Prima Sache: Wenn andere schuld sind, ist der Dicke von etwaigen Ernährungssünden entlastet, denn gegen das schicksalhafte Wechselspiel der Erbanlagen ist ja keine Diät gewachsen.

Die wissenschaftlich verbrämte Ausrede ist zudem schwer zu widerlegen und damit der ideale Rettungsanker für Menschen mit Rettungsringen. Britische Forscher berichten nun in der aktuellen Ausgabe des Fachmagazins Science, dass ein FTO genanntes Gen das Risiko für Übergewicht erhöht, wenn es mehrfach vorliegt, sozusagen als molekulare Sättigungsbeilage.

Das ließe sich ja als ,,Gen der Woche'' abbuchen, wenn nicht so viele Menschen daran glauben wollen würden nach dem Motto: Die Wissenschaft hat festgestellt - und schon ist vom Dicken-Gen die Rede.

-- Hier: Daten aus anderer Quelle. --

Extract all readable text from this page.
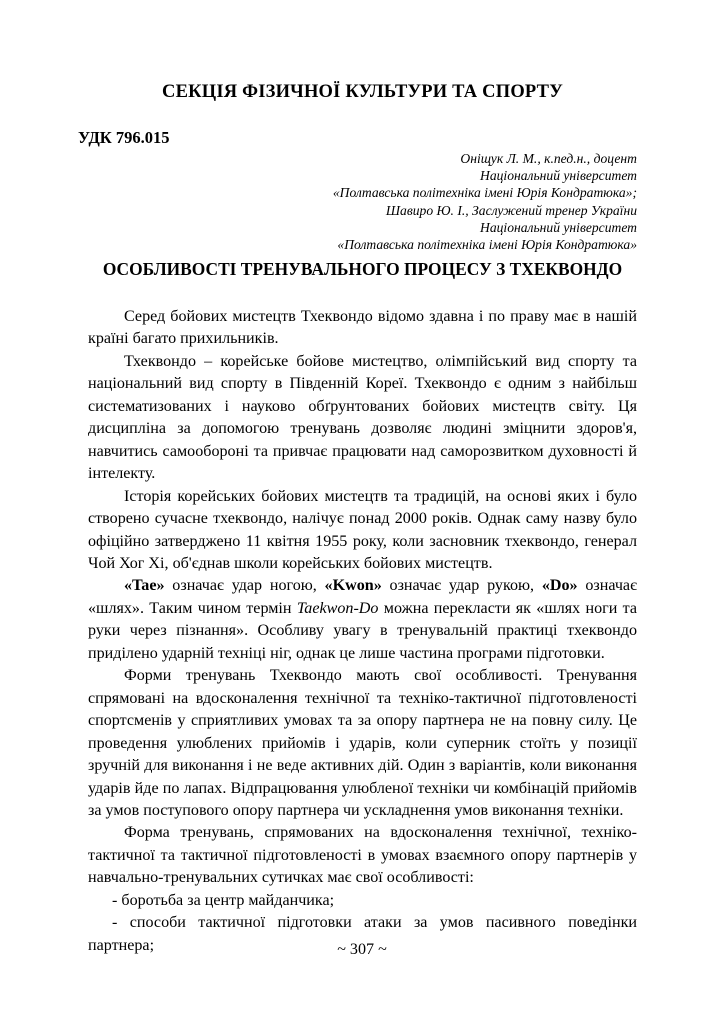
СЕКЦІЯ ФІЗИЧНОЇ КУЛЬТУРИ ТА СПОРТУ
УДК 796.015
Оніщук Л. М., к.пед.н., доцент
Національний університет
«Полтавська політехніка імені Юрія Кондратюка»;
Шавиро Ю. І., Заслужений тренер України
Національний університет
«Полтавська політехніка імені Юрія Кондратюка»
ОСОБЛИВОСТІ ТРЕНУВАЛЬНОГО ПРОЦЕСУ З ТХЕКВОНДО

Серед бойових мистецтв Тхеквондо відомо здавна і по праву має в нашій країні багато прихильників.

Тхеквондо – корейське бойове мистецтво, олімпійський вид спорту та національний вид спорту в Південній Кореї. Тхеквондо є одним з найбільш систематизованих і науково обґрунтованих бойових мистецтв світу. Ця дисципліна за допомогою тренувань дозволяє людині зміцнити здоров'я, навчитись самообороні та привчає працювати над саморозвитком духовності й інтелекту.

Історія корейських бойових мистецтв та традицій, на основі яких і було створено сучасне тхеквондо, налічує понад 2000 років. Однак саму назву було офіційно затверджено 11 квітня 1955 року, коли засновник тхеквондо, генерал Чой Хог Хі, об'єднав школи корейських бойових мистецтв.

«Tae» означає удар ногою, «Kwon» означає удар рукою, «Do» означає «шлях». Таким чином термін Taekwon-Do можна перекласти як «шлях ноги та руки через пізнання». Особливу увагу в тренувальній практиці тхеквондо приділено ударній техніці ніг, однак це лише частина програми підготовки.

Форми тренувань Тхеквондо мають свої особливості. Тренування спрямовані на вдосконалення технічної та техніко-тактичної підготовленості спортсменів у сприятливих умовах та за опору партнера не на повну силу. Це проведення улюблених прийомів і ударів, коли суперник стоїть у позиції зручній для виконання і не веде активних дій. Один з варіантів, коли виконання ударів йде по лапах. Відпрацювання улюбленої техніки чи комбінацій прийомів за умов поступового опору партнера чи ускладнення умов виконання техніки.

Форма тренувань, спрямованих на вдосконалення технічної, техніко-тактичної та тактичної підготовленості в умовах взаємного опору партнерів у навчально-тренувальних сутичках має свої особливості:

- боротьба за центр майданчика;

- способи тактичної підготовки атаки за умов пасивного поведінки партнера;	~ 307 ~
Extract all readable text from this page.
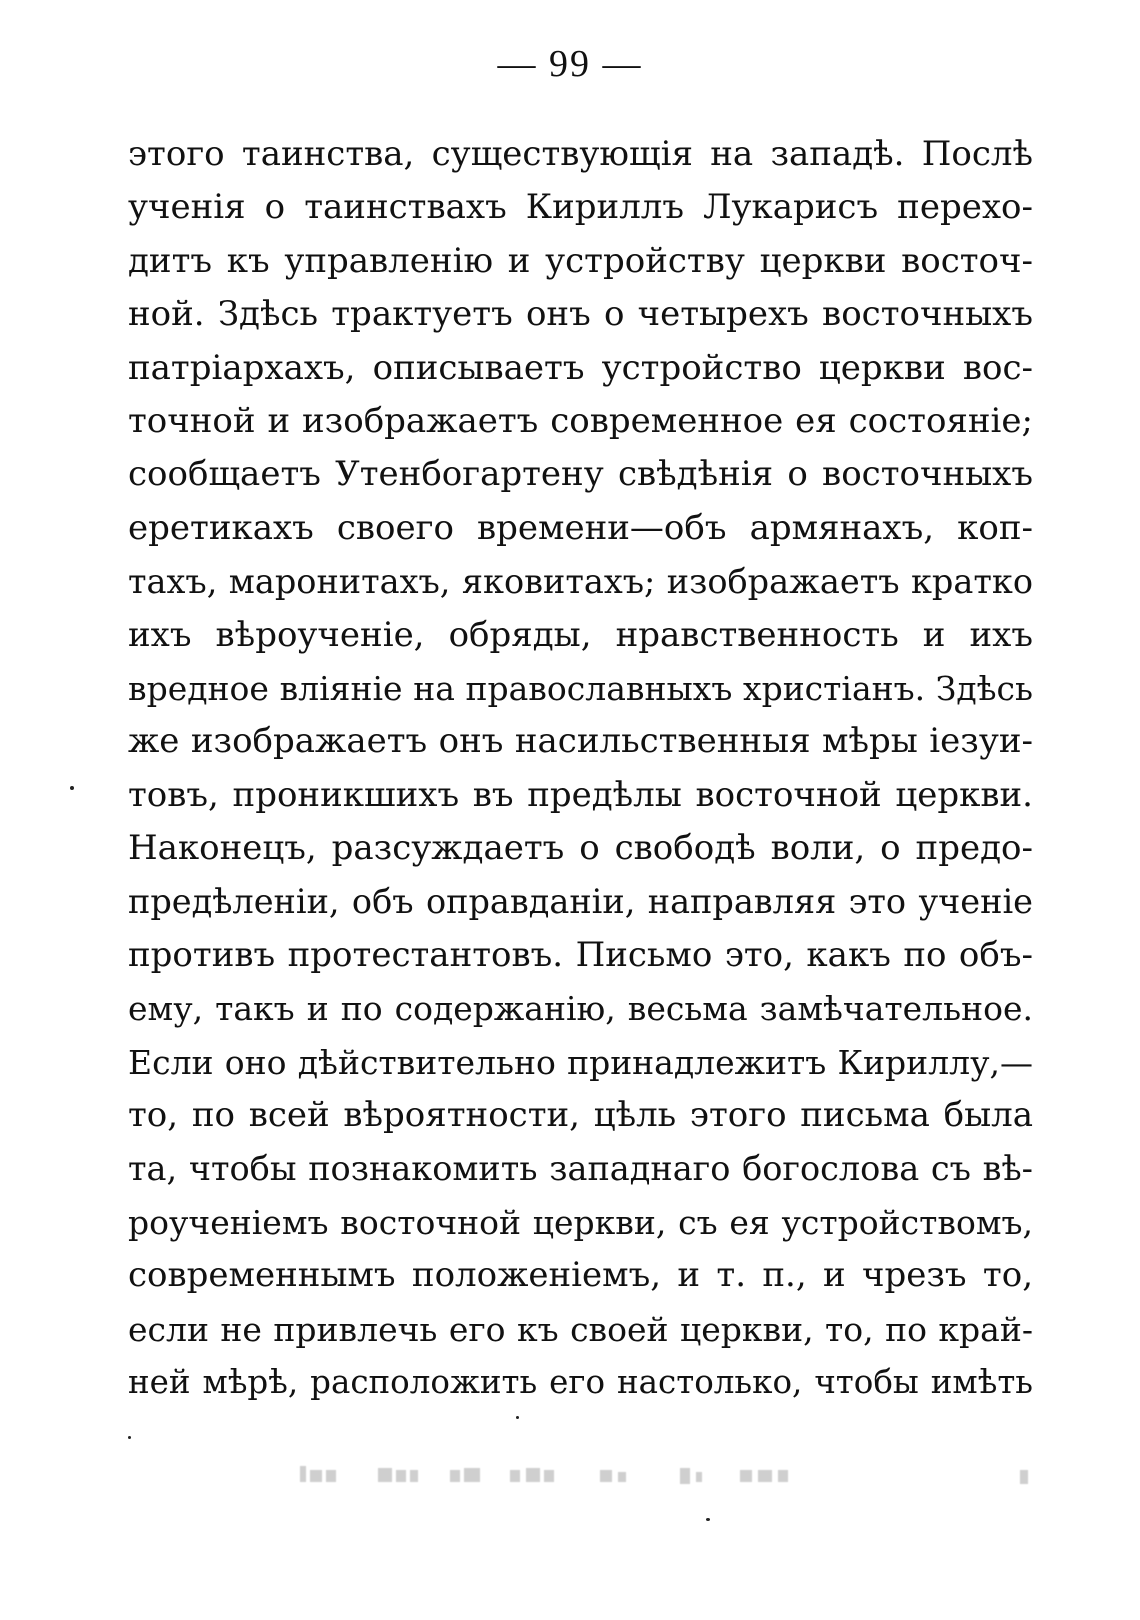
— 99 —
этого таинства, существующія на западѣ. Послѣ
ученія о таинствахъ Кириллъ Лукарисъ перехо-
дитъ къ управленію и устройству церкви восточ-
ной. Здѣсь трактуетъ онъ о четырехъ восточныхъ
патріархахъ, описываетъ устройство церкви вос-
точной и изображаетъ современное ея состояніе;
сообщаетъ Утенбогартену свѣдѣнія о восточныхъ
еретикахъ своего времени—объ армянахъ, коп-
тахъ, маронитахъ, яковитахъ; изображаетъ кратко
ихъ вѣроученіе, обряды, нравственность и ихъ
вредное вліяніе на православныхъ христіанъ. Здѣсь
же изображаетъ онъ насильственныя мѣры іезуи-
товъ, проникшихъ въ предѣлы восточной церкви.
Наконецъ, разсуждаетъ о свободѣ воли, о предо-
предѣленіи, объ оправданіи, направляя это ученіе
противъ протестантовъ. Письмо это, какъ по объ-
ему, такъ и по содержанію, весьма замѣчательное.
Если оно дѣйствительно принадлежитъ Кириллу,—
то, по всей вѣроятности, цѣль этого письма была
та, чтобы познакомить западнаго богослова съ вѣ-
роученіемъ восточной церкви, съ ея устройствомъ,
современнымъ положеніемъ, и т. п., и чрезъ то,
если не привлечь его къ своей церкви, то, по край-
ней мѣрѣ, расположить его настолько, чтобы имѣть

Probanden mit multiplen FTOs in ihren Erbanlagen wogen durchschnittlich zwar nur drei Kilogramm mehr als die ohne FTO oder diejenigen mit einer Gen-Kopie. Egal, nachdem etliche Ernährungsmythen zertrümmert sind, bietet die Forschung wenn schon keine Entlastung von überflüssigen Pfunden, so doch vom schlechten Gewissen.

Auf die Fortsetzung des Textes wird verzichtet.